Likud: Opposition MKs Favor Reducing Electoral Threshold

YERUSHALAYIM -
The Knesset building.

With the return of Knesset members for the plenum’s winter session this week, the question of early elections is on the minds of many MKs – and among the election-related issues to be discussed will be the lowering of the election threshold. Prime Minister Binyamin Netanyahu plans to lobby both members of his coalition, as well as opposition MKs, to garner support for his proposal to reduce the threshold by half a percent.

The threshold currently requires a party to get 3.25 percent of all votes in order to get seats in the Knesset; that percentage works out to about four seats. Under Netanyahu’s proposal, the threshold would be lowered to allow parties that get 2.75 percent of all votes to qualify for Knesset representation, allowing for three-member party representation.

Netanyahu floated the idea to coalition members, telling them that it would only go through if all of them supported it. Ha’aretz said that Netanyahu has been discussing the idea with officials of the various coalition members privately in recent weeks. The most likely beneficiary of the move would be Shas, which has been teetering on the threshold in recent polls. According to Ha’aretz, however, Shas head Aryeh Deri is opposed to the move. Another likely beneficiary would be former Shas head Eli Yishai, whose Yachad party missed getting into the Knesset by just a few hundred votes in the last election.
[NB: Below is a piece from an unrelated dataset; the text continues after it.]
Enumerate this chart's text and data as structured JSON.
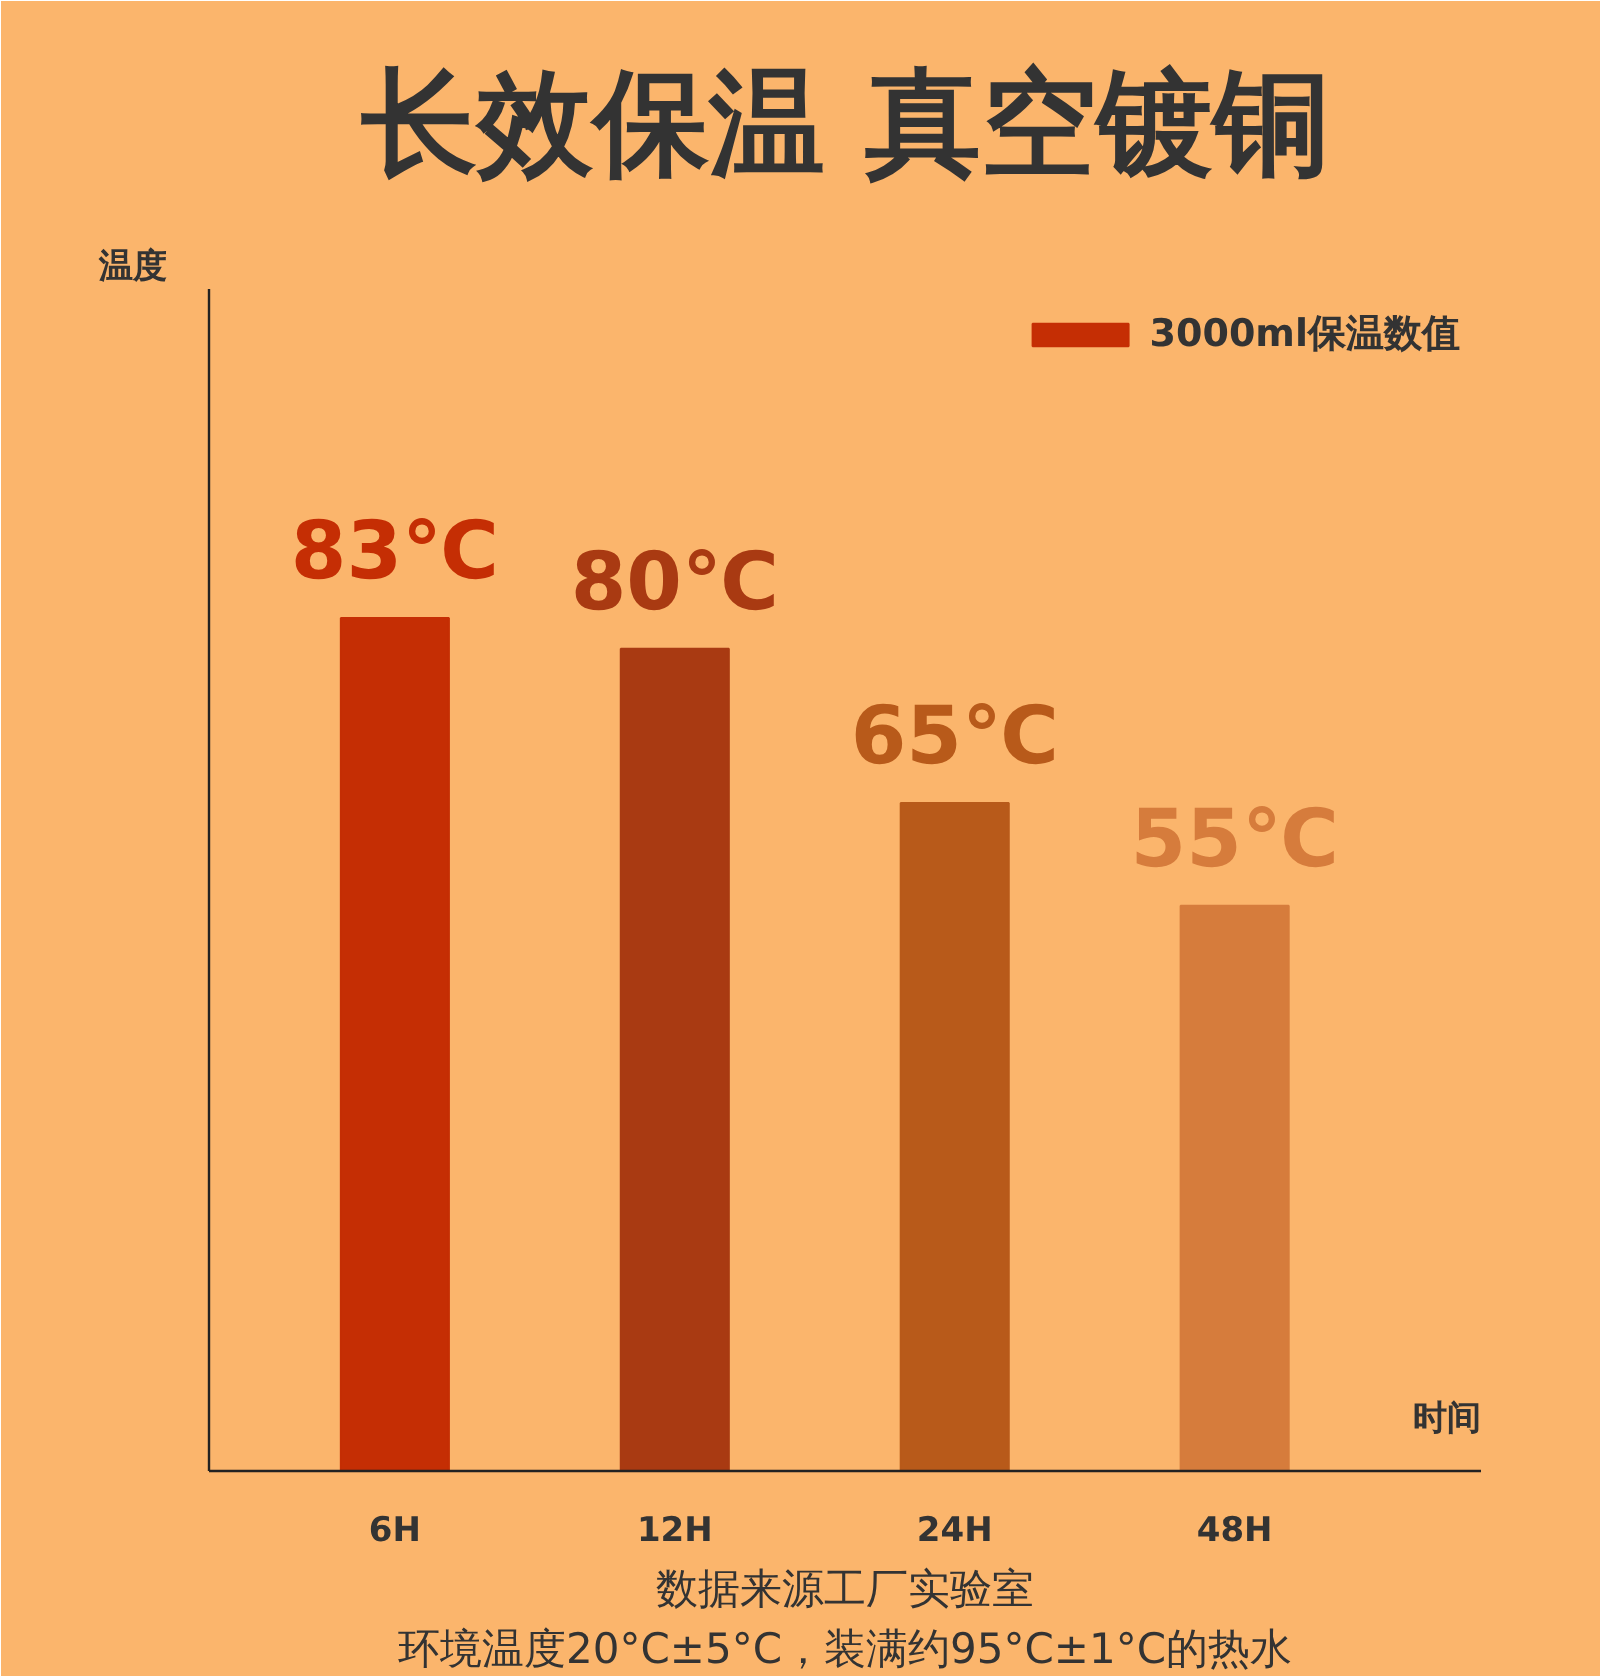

In previous discussions with United Torah Judaism, the report said, that party too has expressed opposition to the change.

However, it appeared that numerous opposition MKs supported the idea, coalition sources told Maariv. MK Miki Zohar, head of the Knesset Control Committee, told the newspaper that “the chances for the change are pretty good, because there is relatively widespread support for the idea in the opposition. Based on my examination of the situation, MKs in Meretz and a large number of Zionist Camp MKs support it.”

Meretz head Tamar Zandberg said that she had told Likud officials that her party supported the concept. “We explained to them that we do support as wide a representation of Knesset parties as possible, and that means lowering the election threshold. But that does not mean that we see ourselves cooperating with Netanyahu to ensure the success of a rightwing coalition,” she added.